The military capabilities of the United States, with its nuclear triad that can obliterate all life on earth; its ten super-carriers, each of which serves as a floating airbase for more fighter jets than most NATO members have in their entire air force; and its fleet of hundreds of strategic airlifters and airborne tankers that can transport entire divisions to any place in the world within 24 hours, are the cornerstone of NATO’s existence and the main guarantee of its members’ security. If there was any justice, NATO would have long ago received the Nobel Peace Prize for having ensured and safeguarded peace in Europe since the end of World War II.

Trump is wrong in seeing NATO’s fundamental function in transactional terms – as in, what does the United States get out of providing security for 28 other countries? – and has arguably done more damage to the alliance than any other previous president. Still, he does have the right to demand that the other members increase their rather paltry defense budgets, and he does, as strange as it sounds, deserve respect, at least in the NATO context. Because as contemptible as he is, for now at least he represents the nation whose taxpayers foot the bill to defend Canada and Europe.

On the other hand, while Macron should have kept his schoolboy sniggering with Trudeau and Johnson for a room without cameras or microphones, he was right in calling NATO “brain dead.” There is no clear idea among the alliance’s leaders of what it should be doing. A military organization needs to know what enemy it could potentially find itself fighting and, Macron actually isn’t so different from Trump in his preference not to confront Vladimir Putin’s Russia, and focusing instead on Islamist terror emanating from Africa and the Middle East.

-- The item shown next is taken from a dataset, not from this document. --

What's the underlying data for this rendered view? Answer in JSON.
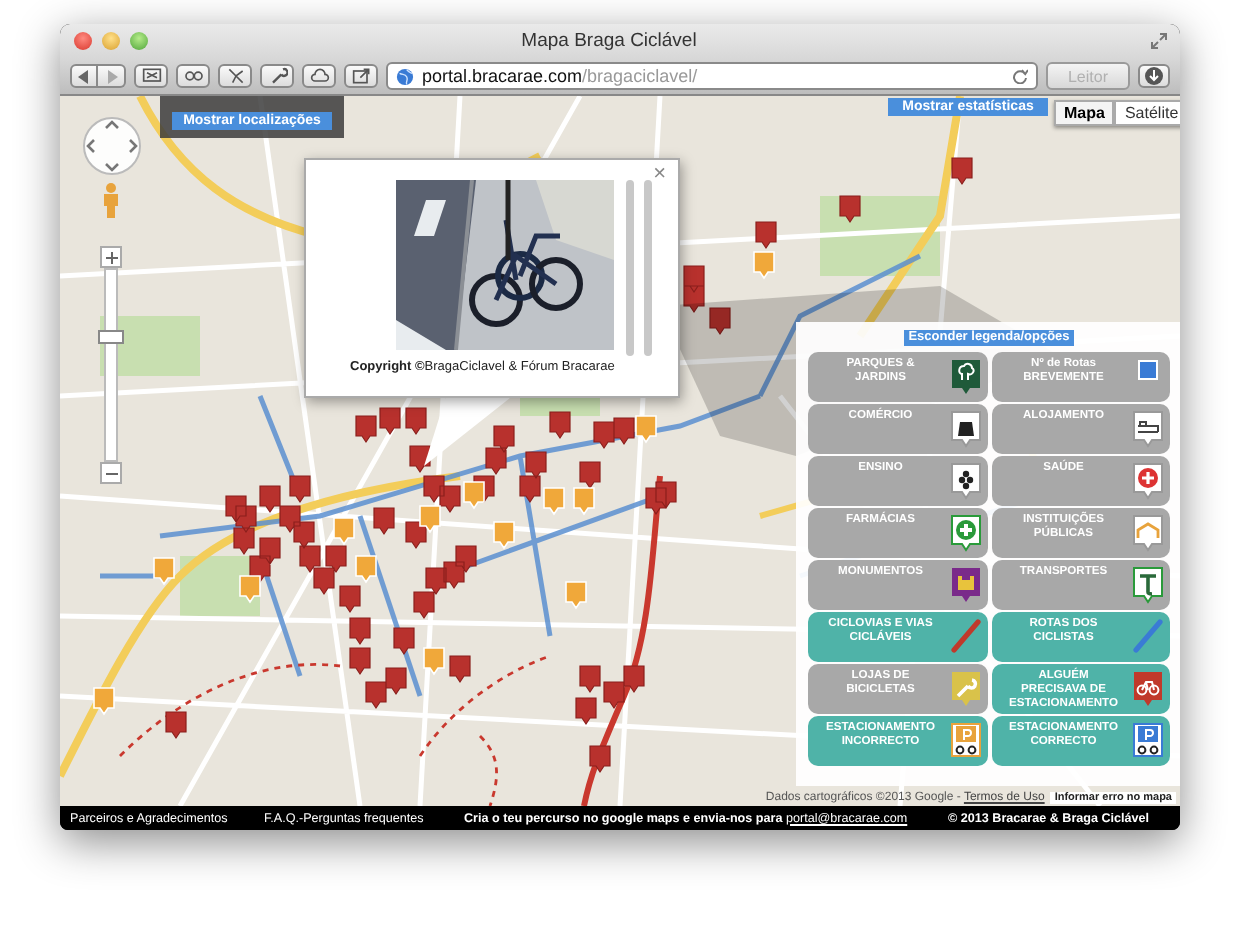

But Macron, despite being one of the few non-American leaders in NATO to still have a relatively well-equipped military at his disposal, can’t change NATO’s course with Trump. He may have shared some laughs with Trudeau and Johnson, but when it comes to defense, they will, for historical and geographical reasons, always follow America’s need. Neither can Macron rely too heavily on Germany, which is still unwilling, for obvious historical reasons as well, to translate its economic power into military might. While a Euro-Army sounds cool in theory, the chances of it becoming a serious fighting force any time in the coming years, let alone a credible alternative to NATO, are nil.